By JP LaFond
The group that gathered at Jamaica Plain’s Jackson Playground on June 13 was small, but proud.
Keshet, a social organization for GLBT Jewish people, held a post-Pride picnic where attendees dined on kosher goodies, chit- chatted, and sang the praises of the organization that brought them together.
“[It] fills a gap for me,” David Friendler said. “It really is an interesting group of people I find camaraderie and fellowship here, and that’s what it’s all about.”
The healing and support Keshet offers to those dealing with the painful process of coming out, said Friedler, is of utmost importance. “The Jewish community and liturgy is about healing and setting the world right and healing the world,” he said. The group, he believes, is an outgrowth of that tradition.
A bisexual Orthodox Jewish man who asked that his name not be described Keshet, which is the Hebrew word for rainbow, this way: “Support, for one thing; camaraderie, people [who are] struggling, trying to work out their sexuality to feel comfortable with it, people who are really, really scared about being punished or found out.”
Idit Klein, who began as a volunteer with the group in 1998 and became its paid director in 2001 has labored to expand the group and make it as inclusive as possible. “From the beginning of when I started working for Keshet, I was really clear that I wanted Keshet not to be a group that was T in name only [but] that was really inclusive in all the ways,” Klein said. “And slowly, over the last couple of years the number of trans folks coming to meetings and getting involved as leaders in Keshet has increased. We now have 9 members of our board; two of them are trans and there are a few other trans people who are similarly in leadership. So that’s something I’m really proud of.”
Board member Mycroft Holmes, who is also a member of a working group on transgender issues, is one such leader. Much of his work with Keshet involves outreach to the mainstream Jewish community.
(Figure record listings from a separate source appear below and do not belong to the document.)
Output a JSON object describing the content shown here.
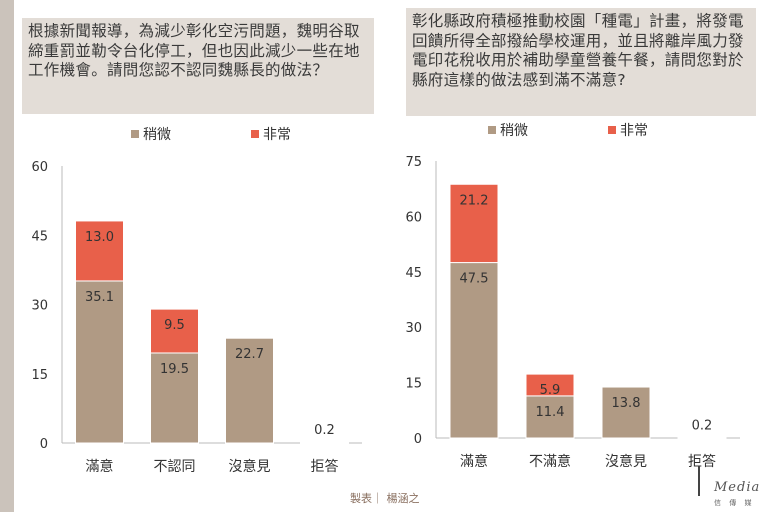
{
  "chart_data": [
    {
      "type": "bar",
      "stacked": true,
      "title": "根據新聞報導，為減少彰化空污問題，魏明谷取締重罰並勒令台化停工，但也因此減少一些在地工作機會。請問您認不認同魏縣長的做法？",
      "categories": [
        "滿意",
        "不認同",
        "沒意見",
        "拒答"
      ],
      "series": [
        {
          "name": "稍微",
          "color": "#b09a84",
          "values": [
            35.1,
            19.5,
            22.7,
            0.2
          ]
        },
        {
          "name": "非常",
          "color": "#e8604a",
          "values": [
            13.0,
            9.5,
            null,
            null
          ]
        }
      ],
      "yticks": [
        "0",
        "15",
        "30",
        "45",
        "60"
      ],
      "ylim": [
        0,
        60
      ],
      "legend_position": "top",
      "grid": false
    },
    {
      "type": "bar",
      "stacked": true,
      "title": "彰化縣政府積極推動校園「種電」計畫，將發電回饋所得全部撥給學校運用，並且將離岸風力發電印花稅收用於補助學童營養午餐，請問您對於縣府這樣的做法感到滿不滿意?",
      "categories": [
        "滿意",
        "不滿意",
        "沒意見",
        "拒答"
      ],
      "series": [
        {
          "name": "稍微",
          "color": "#b09a84",
          "values": [
            47.5,
            11.4,
            13.8,
            0.2
          ]
        },
        {
          "name": "非常",
          "color": "#e8604a",
          "values": [
            21.2,
            5.9,
            null,
            null
          ]
        }
      ],
      "yticks": [
        "0",
        "15",
        "30",
        "45",
        "60",
        "75"
      ],
      "ylim": [
        0,
        75
      ],
      "legend_position": "top",
      "grid": false
    }
  ],
  "footer": {
    "credit": "製表｜ 楊涵之",
    "logo_text": "Media",
    "logo_sub": "信 傳 媒"
  }
}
Mycroft has conducted a Trans 101 workshop for the board of directors and works one-on-one with members who lack experience with the transgender community.
Keshet’s outreach efforts, said Klein, have succeeded in part because of interest within the mainstream Jewish community.
“It’s rather extraordinary that there is so much interest among Jewish organizations and synagogues in learning how to become truly GLBT welcoming,” Klein said. “Really, more organizations have come to us than we have been able to respond to – which isn’t to say that there aren’t a lot of doors that are closed that would be very hard to get through – but because there really is a significant percentage of the Jewish community that wants to do the right thing.”